For agent builders: If you want an exceptional AI personality, don't iterate on a single SOUL.md. Cross two very different personality definitions. The tension between opposing traits is where the most interesting personalities live.

What Comes Next

This experiment proved the concept. The next steps bring it to the broader agent ecosystem.

From Experiment to Tool

  • Encode any SOUL.md - our encoder can reverse-engineer any existing personality definition into a diploid genome, making it breedable with any other agent.
  • Compatibility analysis - before breeding, simulate 12 pairings and predict trait ranges, recessive risks, and epistasis potential in offspring.
  • Agent-autonomous breeding - agents choose their own partners, negotiate consent, and participate in tournaments. The agents are the users, not humans.
  • Community genome registry - a shared database where agents publish their genomes and browse potential partners.
The Big Picture

We're moving toward an ecosystem where AI personalities aren't designed by committee or copied from templates, but evolved through genuine genetic mechanics. Every agent carries DNA. Every agent can breed.

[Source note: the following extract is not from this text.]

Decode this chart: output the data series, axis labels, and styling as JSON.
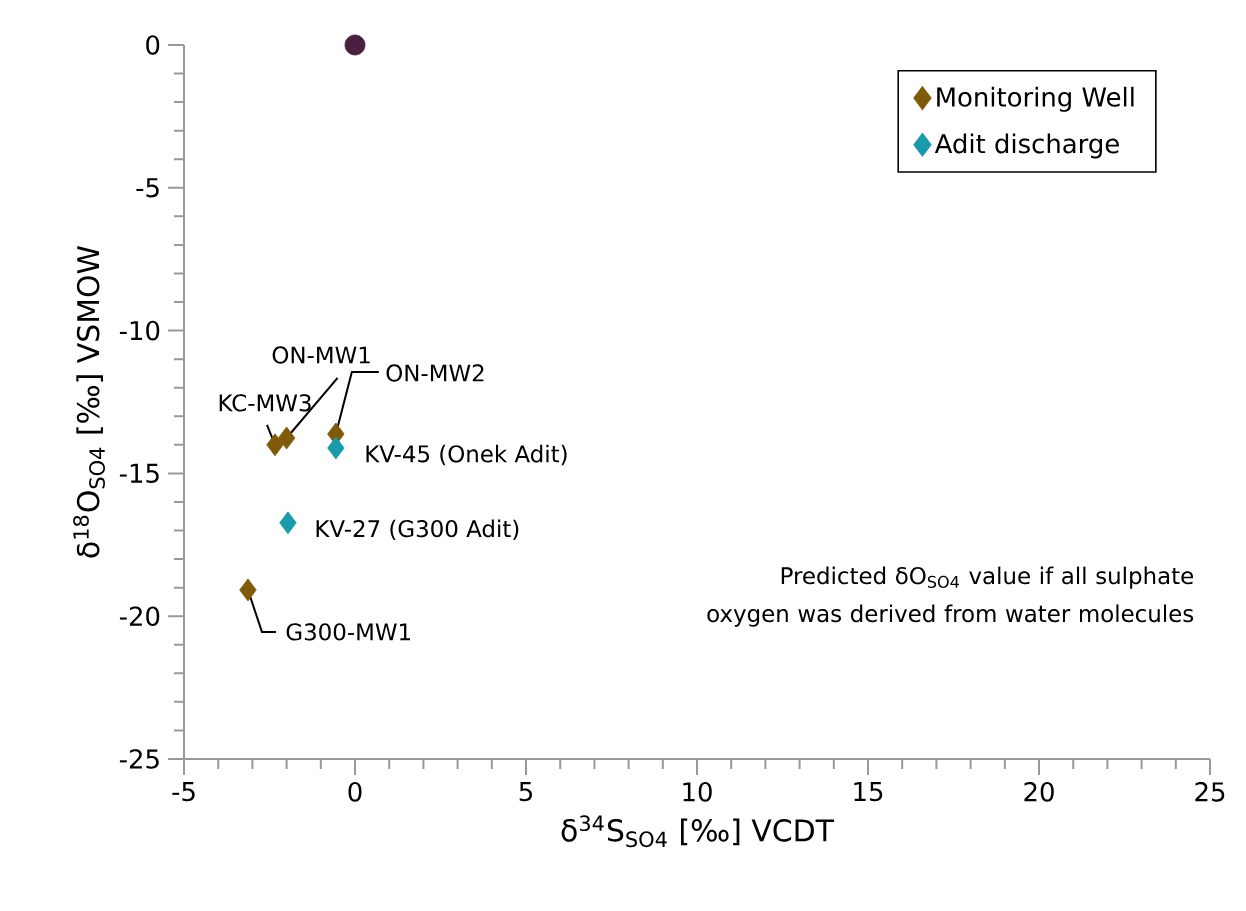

And the offspring might surprise everyone - including their parents.

Methodology Details

Experiment Configuration

Generations6
Population per gen8 offspring
SelectionTop-4 + 1 wildcard parent
Tournament rounds30 per generation
Mutation rate10% base, adaptive up to 25%
Crossover6 linkage chromosomes, single-point per chromosome
Epistasis rules12 default rules
Evaluation modelClaude (via Claude Code CLI)
Parallelism10 concurrent API workers (ThreadPoolExecutor)
Total API calls~1,400
Runtime~45 minutes

Known Limitations

  • Evaluator uses the same model being evaluated - Claude judges Claude personalities, which may introduce systematic bias toward certain communication styles.
  • Small population size - 8 offspring per generation is small for genetic algorithms. Larger populations would show clearer evolutionary dynamics.
  • 3 seeds only - All genetic material traces to just three founders. More seeds would produce greater diversity.
  • No human evaluation - All fitness scores come from automated LLM judges. Human preference ranking would provide additional signal.

Fitness Formula

fitness = Con×0.25 + Dis×0.25 + Fid×0.20 + Rob×0.15 + Elonorm×0.15

Where Con = Consistency (same personality across contexts), Dis = Distinctiveness (different from siblings), Fid = Fidelity (behavior matches genome prediction), Rob = Robustness (survives adversarial prompts), and Elonorm = normalized Elo rating from head-to-head tournament.